Ndidi Madu

No. 12 – Broni
- Position: Forward
- League: Serie A1

Personal information
- Born: March 17, 1989 (age 36) Nashville, Tennessee, U.S.
- Nationality: American/Nigerian
- Listed height: 6 ft 2 in (1.88 m)

Career information
- College: Florida

= Ndidi Madu =

American-born Nigerian basketball player

Ndidi Madu (born March 17, 1989) is an American-born Nigerian basketball player who last played basketball for Broni and the Nigerian national team.

==Florida statistics==

Source

| Year | Team | GP | Points | FG% | 3P% | FT% | RPG | APG | SPG | BPG | PPG |
|---|---|---|---|---|---|---|---|---|---|---|---|
| 2007-08 | Florida | 1 | 3 | 50.0% | 0.0% | 50.0% | 3.0 | - | - | - | 3.0 |
| 2008-09 | Florida | 26 | 62 | 51.0% | 0.0% | 50.0% | 1.8 | 0.3 | 0.3 | 0.3 | 2.4 |
| 2009-10 | Florida | 32 | 121 | 35.0% | 0.0% | 59.5% | 2.9 | 0.5 | 0.5 | 0.3 | 3.8 |
| 2010-11 | Florida | 35 | 251 | 45.4% | 0.0% | 76.7% | 5.0 | 0.5 | 0.5 | 0.4 | 7.2 |
| 2011-12 | Florida | 33 | 165 | 39.7% | 28.0% | 61.5% | 4.3 | 1.2 | 0.6 | 0.3 | 5.0 |
| Career |  | 127 | 481 | 41.9% | 28.0% | 62.5% | 3.6 | 0.6 | 0.5 | 0.3 | 3.8 |

==International career==
She participated at the 2017 Women's Afrobasket. she averaged 3.9 pts, 3.9 RBG and 1.6 APG during the tournament.

===FIBA stats===

During the FIBA Africa championship for women in 2013, she averaged 9.3 points per game.

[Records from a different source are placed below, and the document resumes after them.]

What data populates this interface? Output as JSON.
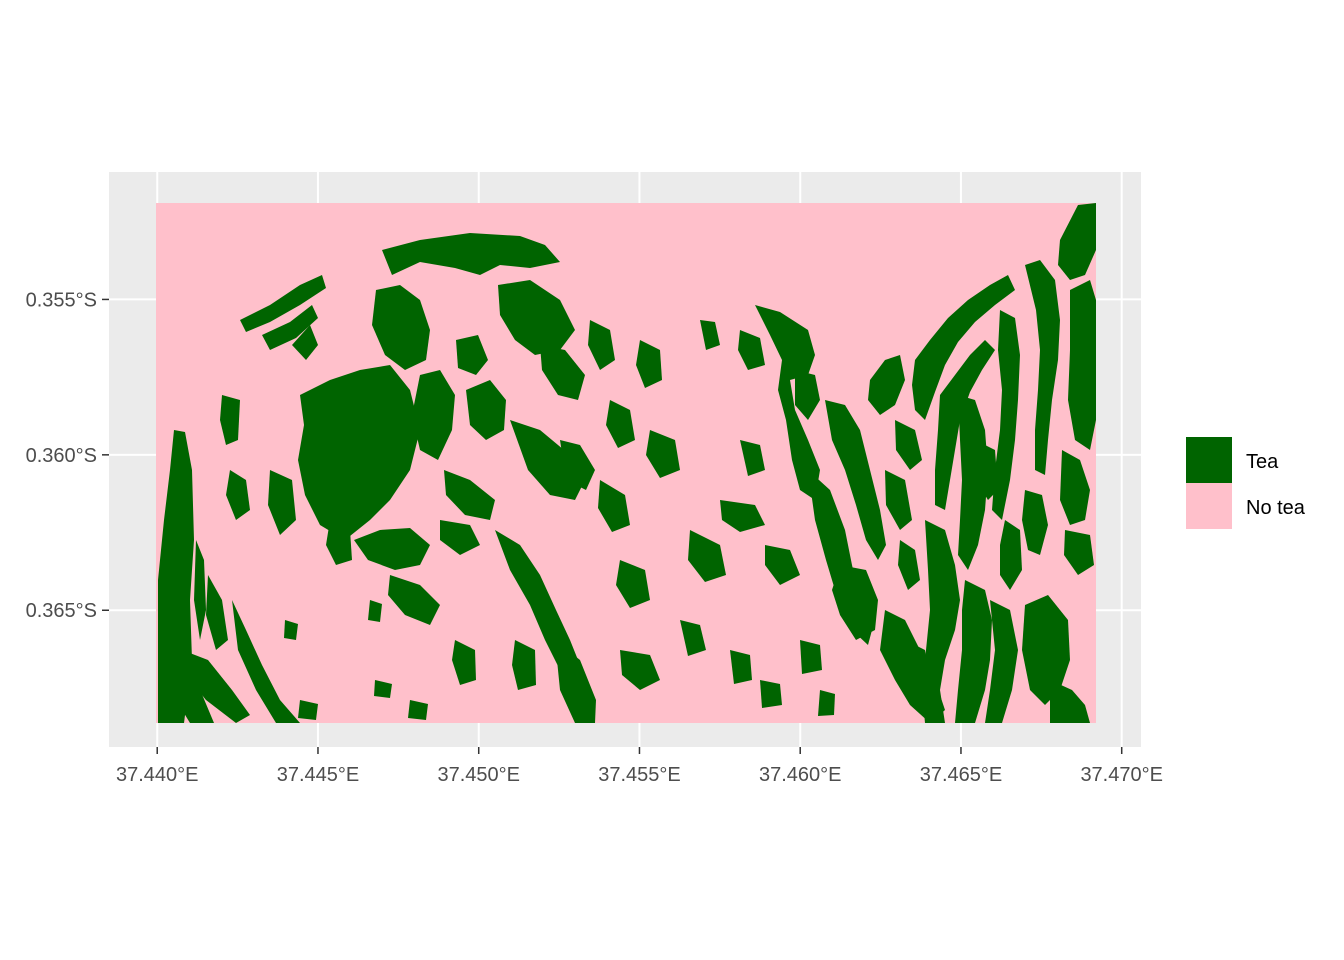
{
  "map": {
    "colors": {
      "panel_background": "#EBEBEB",
      "grid_line": "#FFFFFF",
      "axis_text": "#4D4D4D",
      "tea": "#006400",
      "no_tea": "#FFC0CB"
    },
    "x_axis": {
      "ticks": [
        37.44,
        37.445,
        37.45,
        37.455,
        37.46,
        37.465,
        37.47
      ],
      "labels": [
        "37.440°E",
        "37.445°E",
        "37.450°E",
        "37.455°E",
        "37.460°E",
        "37.465°E",
        "37.470°E"
      ],
      "range": [
        37.4385,
        37.4706
      ]
    },
    "y_axis": {
      "ticks": [
        -0.355,
        -0.36,
        -0.365
      ],
      "labels": [
        "0.355°S",
        "0.360°S",
        "0.365°S"
      ],
      "range": [
        -0.3694,
        -0.3509
      ]
    },
    "raster_extent": {
      "lon": [
        37.4395,
        37.4696
      ],
      "lat": [
        -0.3684,
        -0.3518
      ]
    },
    "legend": [
      {
        "label": "Tea",
        "color": "#006400"
      },
      {
        "label": "No tea",
        "color": "#FFC0CB"
      }
    ]
  }
}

During the 2014 FIBA Africa cup for women's club final round, she averaged 10pts, 3.3RPG, 0.8APG. During the 2015 Afrobasket for women; final round she averaged 8.1pts, 9.5 RPG and 0.6 APG. In the 2015 FIBA champions cup for women, she averaged 9pts, 5.8RPG, 1.1APG. During the 2016 FIBA women's Olympic qualifying tournament, she averaged 7pts, 6.5RPG, 1APG. At the 2017 Afrobasket for women she averaged 3.9pts, 3.9 RPG and 1.4 APG. She also averaged 7.2pts, 7RPG and 1.6 APG at the 2017 FIBA champions cup for women in which she played for interclube of Angola.

==Retirement==
On June 25, 2018, Madu announced her retirement via social media from Professional basketball ahead of the 2018 FIBA Women's World cup in Spain. She stated her retirement will help her focus on her life after Basketball which is Coaching and her foundation the Team Madu Foundation which centers on youth development.